Below are some questions to help us move towards that goal.
- When have you experienced betrayal or broken covenant in your life? What trust issues do have as a result?
- Is there still residual pain that causes you to hold God and people at arms length?
- Do you keep score and hold on to grudges from past hurts?
- When people don’t keep their end of bargain or meet up to your expectations do you feel resentful or look for pay back?
- Do you have some relationships in your life where there is no other agenda other than to simply enjoy their presence with no strings attached? The relationship is not founded on whether the personcan perform some function to further your agenda or mission as a community?
- How do you react to folks who blow it big time? Is their a safety in your community for folks to be vulnerable and honest with their mess? What happens when a person of another sexual orientation comes into your community?
- Does your community quickly make space and welcome in the foreigner, widow, single moms, orphans, and the poor?
- When a leader in the community has to step back from leading, do they still feel welcome and a part of the of the community? Is there an inner circle of the cool leader types and an outer circle of folks in your community? Is it hard to break into the ‘in’ circle?
- Is there the freedom to express our spoken and unspoken expectations for community, and the freedom for people to say ‘yes’ or ‘no’ to those expectations?
- Have you ever experienced people moving into the same neighborhood together to love one another and serve that community? Have you ever experienced people selling a second house or car and giving all that money to the poor out of love?
- Are you becoming a friend of Jesus and do you have a band of faithful, forgiving friends who practice ‘Hesed’?
Staying True!
When it comes to mission I believe we need to have genuine friendships with those outside the church and love people whether they ever say ‘yes’ to Jesus or not. We are to love folks whether they ever come to our church community or not.
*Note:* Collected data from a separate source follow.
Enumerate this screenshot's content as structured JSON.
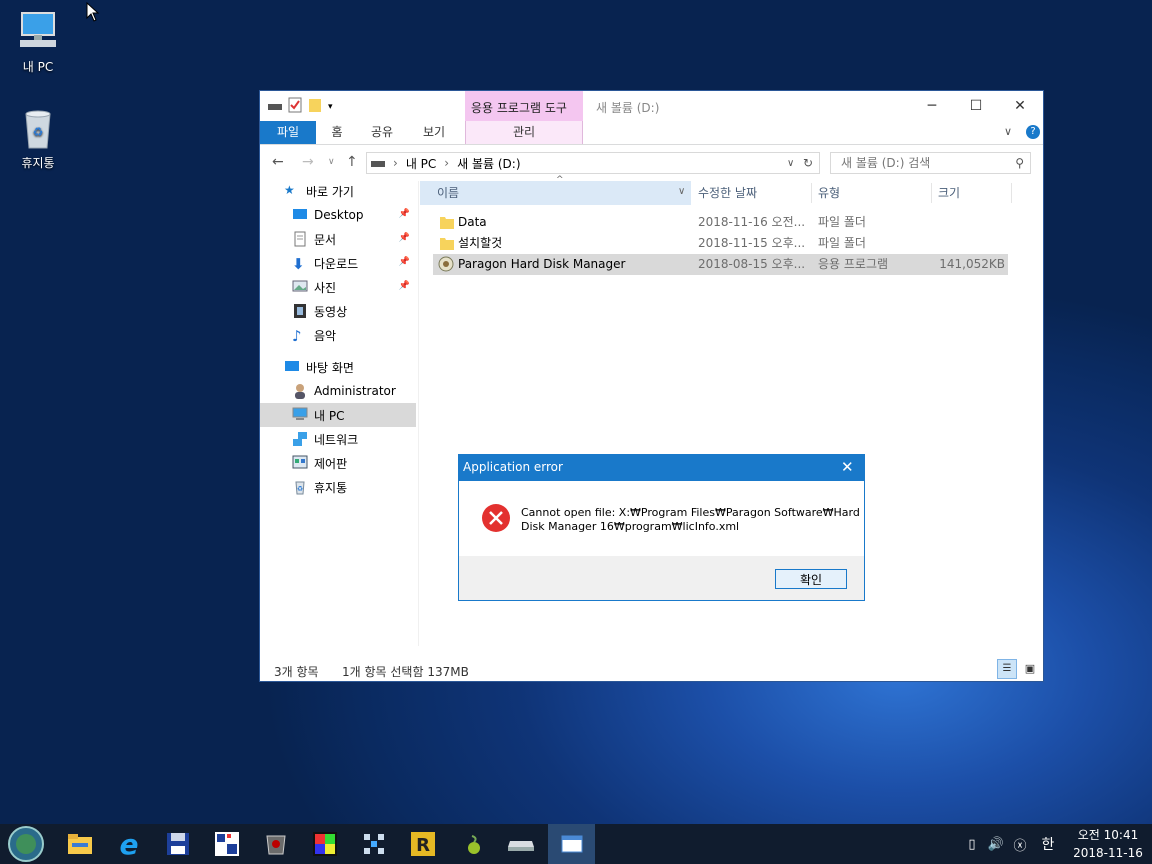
{
  "desktop": {
    "icons": [
      {
        "label": "내 PC",
        "icon": "computer-icon"
      },
      {
        "label": "휴지통",
        "icon": "recycle-bin-icon"
      }
    ]
  },
  "explorer": {
    "title": "새 볼륨 (D:)",
    "context_tab_header": "응용 프로그램 도구",
    "ribbon_tabs": [
      "파일",
      "홈",
      "공유",
      "보기",
      "관리"
    ],
    "address": {
      "segments": [
        "내 PC",
        "새 볼륨 (D:)"
      ]
    },
    "search_placeholder": "새 볼륨 (D:) 검색",
    "nav": {
      "quick_access": "바로 가기",
      "items": [
        {
          "label": "Desktop",
          "pinned": true,
          "icon": "desktop-icon"
        },
        {
          "label": "문서",
          "pinned": true,
          "icon": "documents-icon"
        },
        {
          "label": "다운로드",
          "pinned": true,
          "icon": "download-icon"
        },
        {
          "label": "사진",
          "pinned": true,
          "icon": "pictures-icon"
        },
        {
          "label": "동영상",
          "pinned": false,
          "icon": "videos-icon"
        },
        {
          "label": "음악",
          "pinned": false,
          "icon": "music-icon"
        }
      ],
      "desktop_root": "바탕 화면",
      "root_items": [
        {
          "label": "Administrator",
          "icon": "user-icon"
        },
        {
          "label": "내 PC",
          "icon": "computer-icon",
          "selected": true
        },
        {
          "label": "네트워크",
          "icon": "network-icon"
        },
        {
          "label": "제어판",
          "icon": "control-panel-icon"
        },
        {
          "label": "휴지통",
          "icon": "recycle-bin-icon"
        }
      ]
    },
    "columns": [
      "이름",
      "수정한 날짜",
      "유형",
      "크기"
    ],
    "files": [
      {
        "name": "Data",
        "date": "2018-11-16 오전...",
        "type": "파일 폴더",
        "size": "",
        "icon": "folder-icon"
      },
      {
        "name": "설치할것",
        "date": "2018-11-15 오후...",
        "type": "파일 폴더",
        "size": "",
        "icon": "folder-icon"
      },
      {
        "name": "Paragon Hard Disk Manager",
        "date": "2018-08-15 오후...",
        "type": "응용 프로그램",
        "size": "141,052KB",
        "icon": "app-icon",
        "selected": true
      }
    ],
    "status": {
      "count": "3개 항목",
      "selection": "1개 항목 선택함 137MB"
    }
  },
  "dialog": {
    "title": "Application error",
    "message_line1": "Cannot open file: X:₩Program Files₩Paragon Software₩Hard",
    "message_line2": "Disk Manager 16₩program₩licInfo.xml",
    "ok_label": "확인"
  },
  "taskbar": {
    "apps": [
      "start-orb-icon",
      "file-explorer-icon",
      "internet-explorer-icon",
      "save-disk-icon",
      "grid-app-icon",
      "game-app-icon",
      "color-app-icon",
      "network-app-icon",
      "r-app-icon",
      "olive-app-icon",
      "drive-icon",
      "window-app-icon"
    ],
    "ime": "한",
    "time": "오전 10:41",
    "date": "2018-11-16"
  }
}
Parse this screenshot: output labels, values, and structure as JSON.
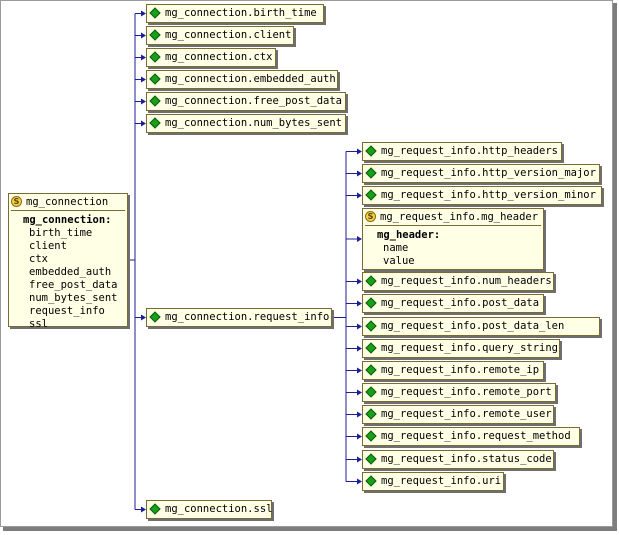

Without authentic relationship where we love people with no strings attached, we end up assuaging our guilt, or getting weird by doing forms of power or prophetic evangelism where we parachute in and out of people’s lives doing our thing to people in a strange way. We end up doing programs of evangelism, like sharing the 4 spiritual laws, that feels forced or aggressive. We come across as arrogant, and as if we have the truth and others don’t. We do proclamation evangelism through a meeting without taking the time to really get involved with folks God has put around us to love and be loved by. All of these approaches to sharing our faith are good and effective, but lack integrity if we don’t start with real relationships.
We need to chill and begin by just loving people, and letting them love us in return. Out of relationship, God will give us opportunity to share our story of how we have had an encounter with Jesus where we have tasted of His unfailing kindness that has met the deepest longing in our hearts, and is the reason why we love others with no strings attached. As Jesus said in John 13:35 “As I have loved you, so you must love one another. All men will know that you are my disciples if you love one another.”